What about parent opt-out? The prospect of large numbers of parents keeping their kids home (or otherwise away) from the state tests has raised a host of concerns about who will be tested and how results from those tests could be misinterpreted and misleading. What if many high-achieving students take the tests, for example, but their counterparts don’t?
Ho said that’s the sort of distortion his first measure, the “match rate,” is meant to counteract, because it emphasizes that this is an atypical year and would clearly demonstrate that in some cases large shares of students didn’t take this year’s test.
What about tests administered remotely? Ho acknowledged that remote administration of exams presents a “serious risk” to the comparability of scores. But he leaves it to ongoing or “post hoc” research to decide whether comparing in-person and remote test scores can be done fairly. And he says that in either case, the metrics he’s proposing can still be useful.
Not surprisingly, opponents of testing for this year have a list of concerns not addressed by Ho’s plan.
In an Education Week opinion piece from December, Lorrie Shepard, a distinguished professor at the University of Colorado’s school of education, said that if officials considered all the downsides, from parent sentiment to logistical problems, they would cancel most if not all of the state tests.
In an interview, Shepard said that Ho’s key suggestions for things like creating a “fair trend” are good ones from a statistician’s point of view. But she said that’s no guarantee states will handle the scores fairly.

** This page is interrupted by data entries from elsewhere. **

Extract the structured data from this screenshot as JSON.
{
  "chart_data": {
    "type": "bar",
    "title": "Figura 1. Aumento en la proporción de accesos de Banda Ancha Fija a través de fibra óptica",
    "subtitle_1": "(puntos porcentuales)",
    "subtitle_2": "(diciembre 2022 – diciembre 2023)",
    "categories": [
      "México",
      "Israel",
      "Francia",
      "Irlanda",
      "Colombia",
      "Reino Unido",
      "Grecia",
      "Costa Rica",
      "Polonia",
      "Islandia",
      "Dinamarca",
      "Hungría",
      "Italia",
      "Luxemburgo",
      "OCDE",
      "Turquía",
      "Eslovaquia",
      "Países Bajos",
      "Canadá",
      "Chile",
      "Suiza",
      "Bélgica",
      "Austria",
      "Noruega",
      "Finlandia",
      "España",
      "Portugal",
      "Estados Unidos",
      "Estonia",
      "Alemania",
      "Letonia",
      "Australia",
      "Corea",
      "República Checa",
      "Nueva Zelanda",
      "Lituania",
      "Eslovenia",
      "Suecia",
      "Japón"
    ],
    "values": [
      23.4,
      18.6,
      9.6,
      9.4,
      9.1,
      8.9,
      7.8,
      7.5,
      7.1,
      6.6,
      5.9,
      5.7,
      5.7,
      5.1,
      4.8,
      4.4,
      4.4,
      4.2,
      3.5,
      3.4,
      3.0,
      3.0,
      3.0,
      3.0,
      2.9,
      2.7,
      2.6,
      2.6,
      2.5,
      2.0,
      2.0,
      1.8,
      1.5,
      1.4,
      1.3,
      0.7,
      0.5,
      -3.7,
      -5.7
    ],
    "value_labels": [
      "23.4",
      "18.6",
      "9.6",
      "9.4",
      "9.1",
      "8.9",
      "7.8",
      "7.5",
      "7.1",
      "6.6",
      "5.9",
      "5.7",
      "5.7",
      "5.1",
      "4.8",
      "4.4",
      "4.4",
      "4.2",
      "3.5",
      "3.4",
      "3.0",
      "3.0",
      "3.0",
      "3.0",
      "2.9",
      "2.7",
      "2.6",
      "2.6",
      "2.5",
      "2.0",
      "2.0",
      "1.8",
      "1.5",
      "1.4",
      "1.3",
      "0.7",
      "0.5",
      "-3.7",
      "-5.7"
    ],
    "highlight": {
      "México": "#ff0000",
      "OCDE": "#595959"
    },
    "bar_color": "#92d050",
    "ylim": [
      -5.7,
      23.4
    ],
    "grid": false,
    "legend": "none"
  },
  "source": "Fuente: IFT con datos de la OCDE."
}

“We are all aware that when things are posted publicly, it is usually the simplistic interpretation that most people rely on,” Shepard said. “There will be misinterpretations and there will be misuse.” (Read more on data reporting requirements here.)
High opt-out rates still pose problems for Ho’s approach, she noted, even though his approach tries to account for them.
Shepard also stressed that pre-pandemic data about other things, such as access to internet-connected devices, could help direct resources more efficiently than test scores, Shepard also said.
Ideally, test scores will “serve a tertiary purpose,” Ho said. Measures of students physical and mental well-being, as well as things like local assessments, should also be important considerations for state leaders.
Still, “screaming from the rooftops with bad data” about tests would be not just unhelpful but damaging, Ho stressed.
“When would anybody trust you again?” Ho asked.